Wednesday, August 10, 2011

"Atheists Say the Nastiest Things"

This is the contention of one Gary Hardaway, author of a book by that title. In this self-advertisement, he wrings his hands a little over the question of why a Christian would write such a book, and thereby "alienate atheists instead of showing love and kindness." He tries to explain, but I think he misses two simple points which could serve as his defense: (a) true skeptics, if there are any, surely want to know when their arguments fall short; and (b) good manners can be a useful tool to reasoned conversation. So few feelings are likely to be hurt by a book which, as Hardaway claims his does, tries to show up some bad logic and some coarse manners.

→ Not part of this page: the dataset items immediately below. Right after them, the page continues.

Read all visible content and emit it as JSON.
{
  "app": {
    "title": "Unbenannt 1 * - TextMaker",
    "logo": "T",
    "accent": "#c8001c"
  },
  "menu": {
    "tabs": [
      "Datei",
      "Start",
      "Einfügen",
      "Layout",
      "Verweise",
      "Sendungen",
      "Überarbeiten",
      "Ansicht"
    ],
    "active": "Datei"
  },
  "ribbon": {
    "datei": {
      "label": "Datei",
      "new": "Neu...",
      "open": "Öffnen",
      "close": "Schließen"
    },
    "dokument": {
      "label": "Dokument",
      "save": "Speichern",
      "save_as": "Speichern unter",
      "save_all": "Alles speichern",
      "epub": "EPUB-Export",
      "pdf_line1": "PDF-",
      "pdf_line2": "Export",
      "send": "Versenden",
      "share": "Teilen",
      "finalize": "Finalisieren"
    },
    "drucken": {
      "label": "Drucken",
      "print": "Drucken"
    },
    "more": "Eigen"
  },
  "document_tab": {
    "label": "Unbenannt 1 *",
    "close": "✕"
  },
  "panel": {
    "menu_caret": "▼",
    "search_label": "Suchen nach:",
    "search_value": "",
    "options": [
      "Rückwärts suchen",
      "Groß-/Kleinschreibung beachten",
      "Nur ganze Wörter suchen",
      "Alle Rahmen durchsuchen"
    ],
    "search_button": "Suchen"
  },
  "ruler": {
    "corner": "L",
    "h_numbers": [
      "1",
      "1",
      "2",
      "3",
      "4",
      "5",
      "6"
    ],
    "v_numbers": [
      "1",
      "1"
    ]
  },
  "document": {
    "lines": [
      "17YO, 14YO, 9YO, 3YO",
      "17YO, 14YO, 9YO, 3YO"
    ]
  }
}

On the other hand, we aren't sure that much good is likely to come from marshaling a list of things that the other team -- defined however you please -- had said or done to hurt you. Atheists, needless to say, have their own list of things that Christians oughtn't have said but did; so do Muslims. And don't get the Jews started. These lists are long and often humiliatingly on-target. In controversy, it is often more useful simply to be your own best self, and hope that your antagonists will be theirs.

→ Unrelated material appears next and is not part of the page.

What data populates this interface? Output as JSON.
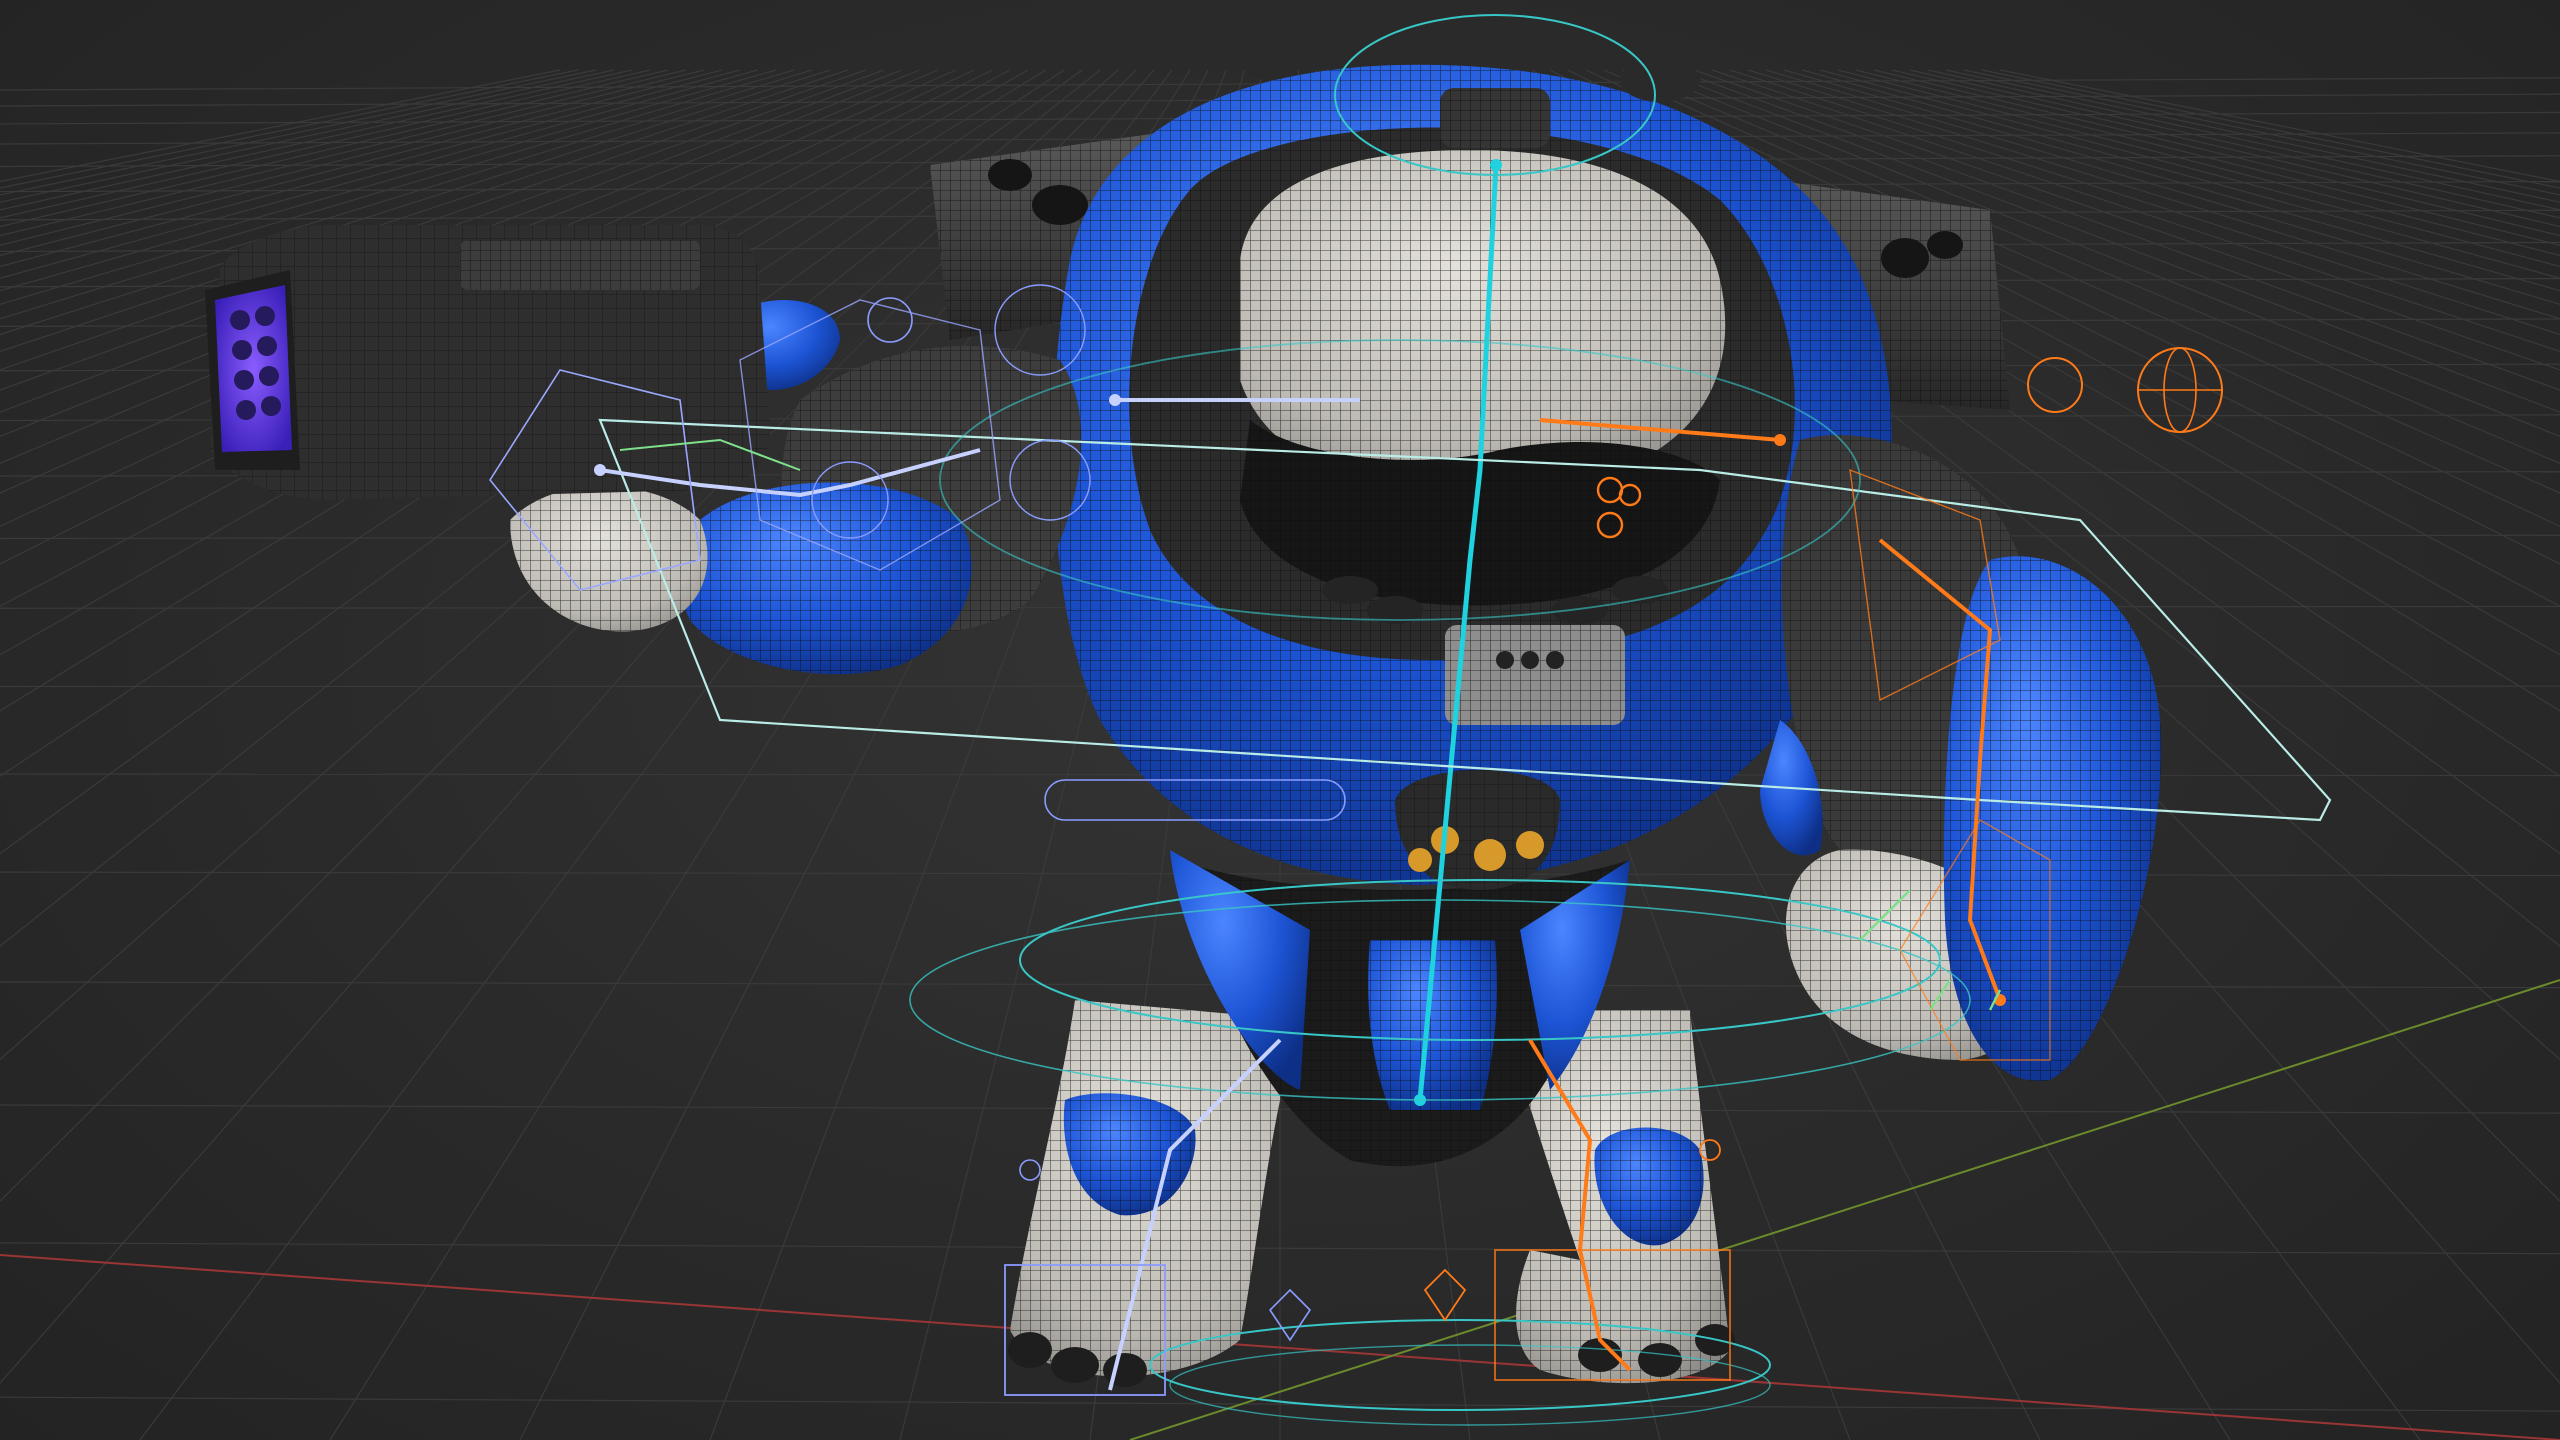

Hardaway mentions the nasty tone in which, say, Sigmund Freud and Christopher Hitchens write of religious believers, and he is quite correct. Both men sometimes seem less interested in defending their own position than in disparaging those who disagree. But he follows with this misleading example:
British Mathematician and philospher Alfred North Whitehead writes, "As for the Christian theology, can you imagine anything more appallingly idiotic than the Christian idea of heaven? What kind of deity . . . would be capable of creating angels and men to sing his praises day and night to all eternity? [What] inane and barbaric vanity."
Well, no, it is certainly not polite. Whitehead is clearly bashing those crusty old Biblical conservatives, like us at the Egg, who prefer to imagine a Heaven as filled with trumpet-blowing angels and crown-casting-down saints as any Counter-Reformation altar painting. Our feelings would be hurt, except that they're not. This is clearly just a little rhetorical name-calling among friends.

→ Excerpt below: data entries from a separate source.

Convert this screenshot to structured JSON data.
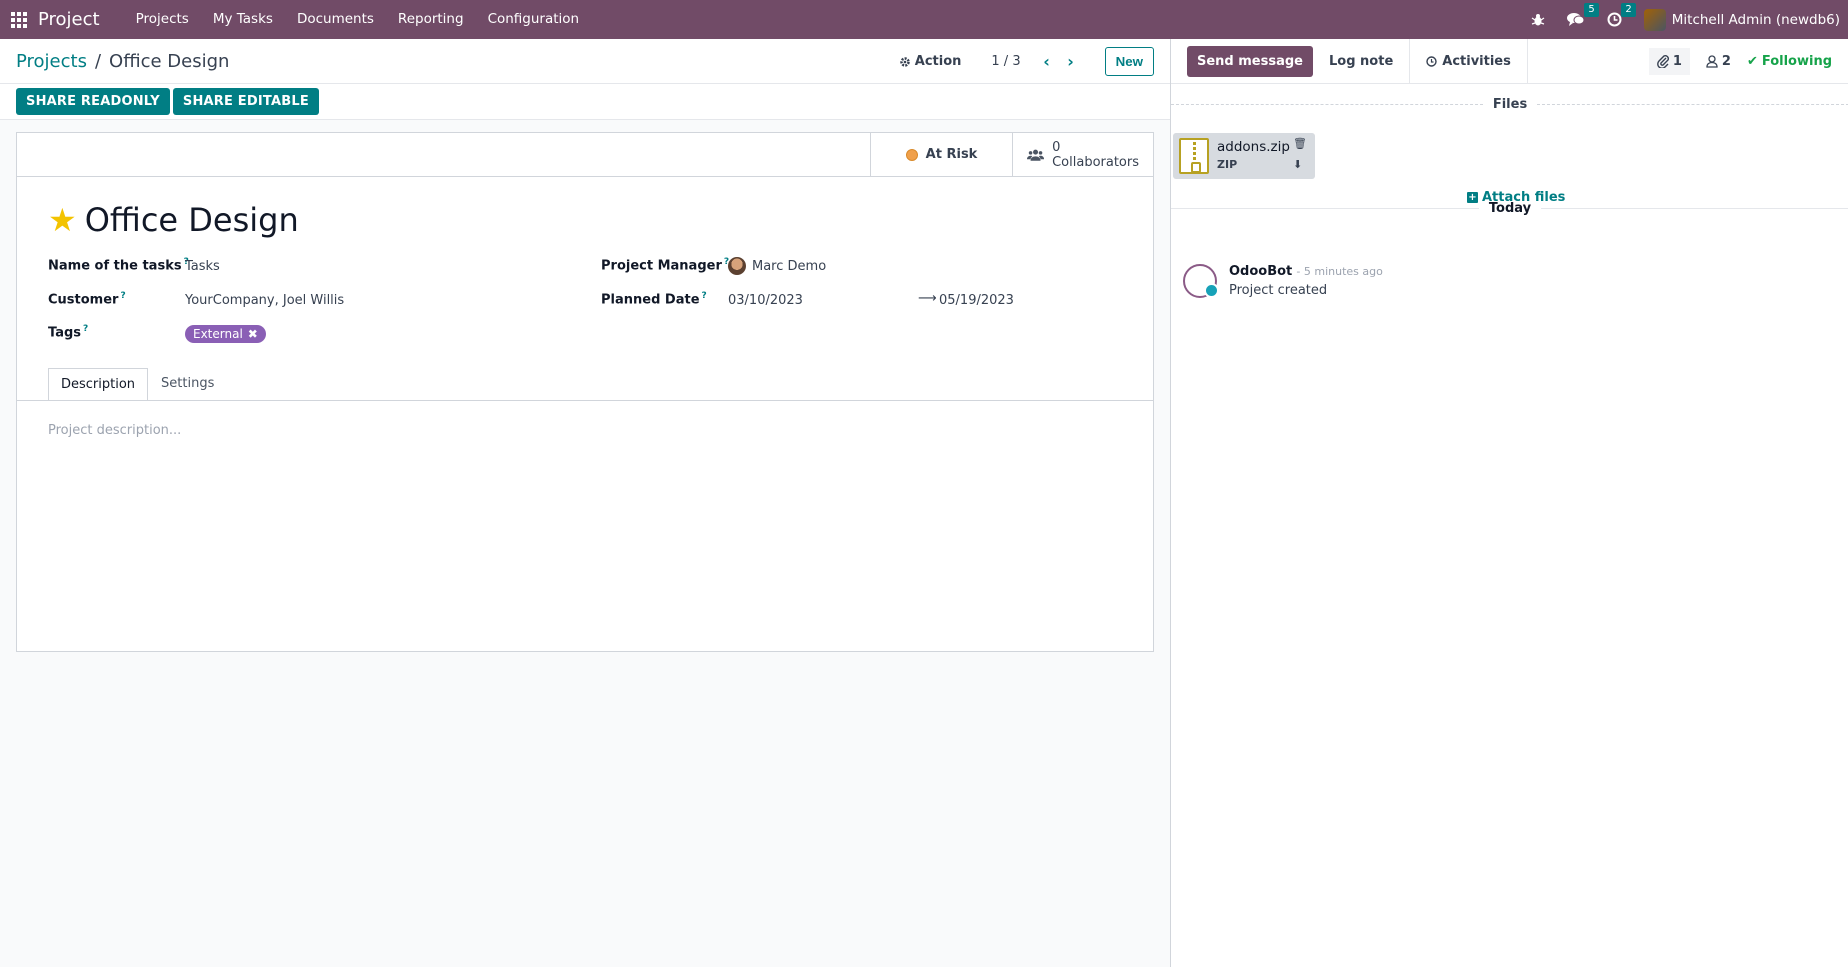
{
  "navbar": {
    "brand": "Project",
    "menu": [
      "Projects",
      "My Tasks",
      "Documents",
      "Reporting",
      "Configuration"
    ],
    "messages_badge": "5",
    "activities_badge": "2",
    "user": "Mitchell Admin (newdb6)"
  },
  "control": {
    "breadcrumb_parent": "Projects",
    "breadcrumb_separator": "/",
    "breadcrumb_current": "Office Design",
    "action_label": "Action",
    "pager": "1 / 3",
    "new_label": "New"
  },
  "statusbar": {
    "share_readonly": "SHARE READONLY",
    "share_editable": "SHARE EDITABLE"
  },
  "buttonbox": {
    "status_label": "At Risk",
    "collaborators_count": "0",
    "collaborators_label": "Collaborators"
  },
  "form": {
    "title": "Office Design",
    "fields": {
      "tasks_label": "Name of the tasks",
      "tasks_value": "Tasks",
      "customer_label": "Customer",
      "customer_value": "YourCompany, Joel Willis",
      "tags_label": "Tags",
      "tag_value": "External",
      "pm_label": "Project Manager",
      "pm_value": "Marc Demo",
      "planned_label": "Planned Date",
      "date_start": "03/10/2023",
      "date_end": "05/19/2023"
    },
    "tabs": [
      "Description",
      "Settings"
    ],
    "description_placeholder": "Project description..."
  },
  "chatter": {
    "send_message": "Send message",
    "log_note": "Log note",
    "activities": "Activities",
    "attachments_count": "1",
    "followers_count": "2",
    "following": "Following",
    "files_heading": "Files",
    "file_name": "addons.zip",
    "file_ext": "ZIP",
    "attach_files": "Attach files",
    "today_heading": "Today",
    "message": {
      "author": "OdooBot",
      "date": "- 5 minutes ago",
      "body": "Project created"
    }
  },
  "colors": {
    "brand": "#714b67",
    "accent": "#017e84",
    "tag": "#8a5fb5",
    "at_risk": "#f0a04b",
    "following": "#16a34a"
  }
}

And Whitehead is, notably, a friend to the world of Christian belief. Although himself ultimately an agnostic, he came from a family of Anglican clergymen, and well into his thirties flirted with Roman Catholicism. His affection for Christianity was reciprocated by Christians; Whitehead's later work is the intellectual starting place of "process theology," a curious invention still dear to a handful of pastors. He is the secular philosopher most beloved of many mid-century clergymen, including our own grandfather.

So Hardaway is barking up the wrong tree here, and readers ought to beware. He has mistaken an agnostic for an atheist, and friendly joshing for genuine disdain.

Not, mind you, that we are put off by atheists who occasionally, if paradoxically, offer their opinions on what God would do if only God were more like themselves. On the contrary, we have long cherished the idea expressed by George Bernard Shaw, in a letter to Tolstoy. We forget the precise words, but he says something to the effect that "if I were God, I would strive to create a being greater than myself." Obviously, no sentence beginning "if I were God" can be taken seriously, and Shaw's idea of the evolving Superman combines the lamest bits of Nietzsche, Mormonism and, yes, process theology. We think that Tolstoy said something to that effect. Still, however wrong Shaw's effort, we love it that he bothered to play.

If we were an unbeliever (see what we did there?), we would hope to express our convictions with clarity and generosity, and to show as much interest in the convictions of believers as Whitehead and Shaw did. And sitting as we do on the other side of the fence, we still hope for those things.